In Stockholm, Sweden's King Gustaf VI Adolf handed out four Nobel Prizes (cash value: $35,066 apiece) to five Americans and two Germans. The prize for physics went to German Professors Max Born and Walter Bothe (who was ailing in a West German hospital). To a three-man polio research team--Cleveland's Dr. Frederick Robbins, Harvard's Drs. John F. Enders and Thomas H. Weller--the King presented the award for medicine. The California Institute of Technology's Dr. Linus Pauling was on hand to get the prize for chemistry, heard himself praised for working on the "frontiers of science" in exploring the nature of chemical bonds. Asked later how his Nobel money would be spent, Chemist Pauling quipped: "Most scientists have plenty of old bills to pay."
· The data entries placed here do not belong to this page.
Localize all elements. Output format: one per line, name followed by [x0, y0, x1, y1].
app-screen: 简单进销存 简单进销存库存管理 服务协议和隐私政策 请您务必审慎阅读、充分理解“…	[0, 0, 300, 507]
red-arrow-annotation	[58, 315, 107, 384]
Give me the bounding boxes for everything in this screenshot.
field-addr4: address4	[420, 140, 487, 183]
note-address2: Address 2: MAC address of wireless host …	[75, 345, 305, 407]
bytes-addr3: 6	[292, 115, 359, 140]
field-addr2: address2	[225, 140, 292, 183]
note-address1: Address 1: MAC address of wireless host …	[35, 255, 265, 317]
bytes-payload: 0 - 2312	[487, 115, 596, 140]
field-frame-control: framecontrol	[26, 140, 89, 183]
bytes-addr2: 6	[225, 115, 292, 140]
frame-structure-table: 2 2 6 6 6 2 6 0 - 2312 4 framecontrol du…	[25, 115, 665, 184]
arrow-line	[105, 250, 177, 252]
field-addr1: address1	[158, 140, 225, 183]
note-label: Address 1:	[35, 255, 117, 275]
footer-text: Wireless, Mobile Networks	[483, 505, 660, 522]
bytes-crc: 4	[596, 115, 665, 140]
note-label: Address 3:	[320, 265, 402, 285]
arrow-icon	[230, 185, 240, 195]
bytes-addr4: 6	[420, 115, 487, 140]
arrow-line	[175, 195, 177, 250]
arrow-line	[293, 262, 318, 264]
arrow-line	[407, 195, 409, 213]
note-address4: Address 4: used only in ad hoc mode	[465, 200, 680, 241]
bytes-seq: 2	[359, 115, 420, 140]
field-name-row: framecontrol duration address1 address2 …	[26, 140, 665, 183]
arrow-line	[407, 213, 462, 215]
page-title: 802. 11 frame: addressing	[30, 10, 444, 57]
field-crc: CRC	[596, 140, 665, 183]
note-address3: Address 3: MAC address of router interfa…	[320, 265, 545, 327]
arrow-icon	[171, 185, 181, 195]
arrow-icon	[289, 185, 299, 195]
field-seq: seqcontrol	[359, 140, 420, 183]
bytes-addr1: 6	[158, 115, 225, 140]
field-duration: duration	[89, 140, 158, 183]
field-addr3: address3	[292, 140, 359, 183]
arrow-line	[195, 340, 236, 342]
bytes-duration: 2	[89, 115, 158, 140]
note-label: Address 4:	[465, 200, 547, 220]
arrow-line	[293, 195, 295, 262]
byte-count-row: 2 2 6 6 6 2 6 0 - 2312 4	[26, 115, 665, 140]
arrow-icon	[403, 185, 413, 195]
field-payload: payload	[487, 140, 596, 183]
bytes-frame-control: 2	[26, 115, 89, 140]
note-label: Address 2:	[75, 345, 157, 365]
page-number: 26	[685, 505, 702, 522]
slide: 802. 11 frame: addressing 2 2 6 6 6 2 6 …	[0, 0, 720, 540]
Only one American, winner of the prize for literature, did not show up: Author Ernest Hemingway (TIME, Dec. 13) remained in Cuba, nursing the aches and breaks he got early this year in two African plane crashes. But Papa had sent a stirring message, which was read for him by the U.S. Ambassador to Sweden. After apologizing for "having no facility for speech-making and no command of oratory nor any domination of rhetoric,"
Hemingway expressed his gratitude with an eloquent sample of his prose: "Writing, at-its best, is a lonely life . . . [A writer] does his work alone and if he is a good enough writer he must face eternity, or the lack of it, each day . . . How simple the writing of literature would be if it were only necessary to write in another way what has been well written. It is because we have had such great writers in the past that a writer is driven far out past where he can go, out to where no one can help him. I have spoken too long for a writer. A writer should write what he has to say and not speak it. Again. I thank you."
Sued for $1,051,400 by three people injured when his $12,250 Mercedes-Benz collided with their car last year, Cinemactor-Crooner Bing (The Country Girl) Crosby got set for the trial in a Los Angeles court, then abruptly decided not to make a fight of it. Though still denying the other side's charge that he was tipsy and driving recklessly when the predawn smashup happened. Defendant Crosby instructed his lawyers to settle the case out of court. They did--for $100,000.
At the University of Texas, Robert Maynard Hutchins, onetime chancellor of the University of Chicago who wants to be the next Democratic Senator from California, warmed up for a lecture by sounding off on the dismal educational outlook. To Hutchins. U.S. colleges are no more than "high-class flophouses where parents send their children to keep them off the labor market and out of their own hair." Further: "Our children become nuisances at the age of six. They can't be put to work until they are 20 or 22 years old with any success. They can't be put in the penitentiary, as a rule, because they haven't committed any crime. And the Civilian Conservation Corps [the now legendary CCC of youthful shovel-leaners] has been abandoned."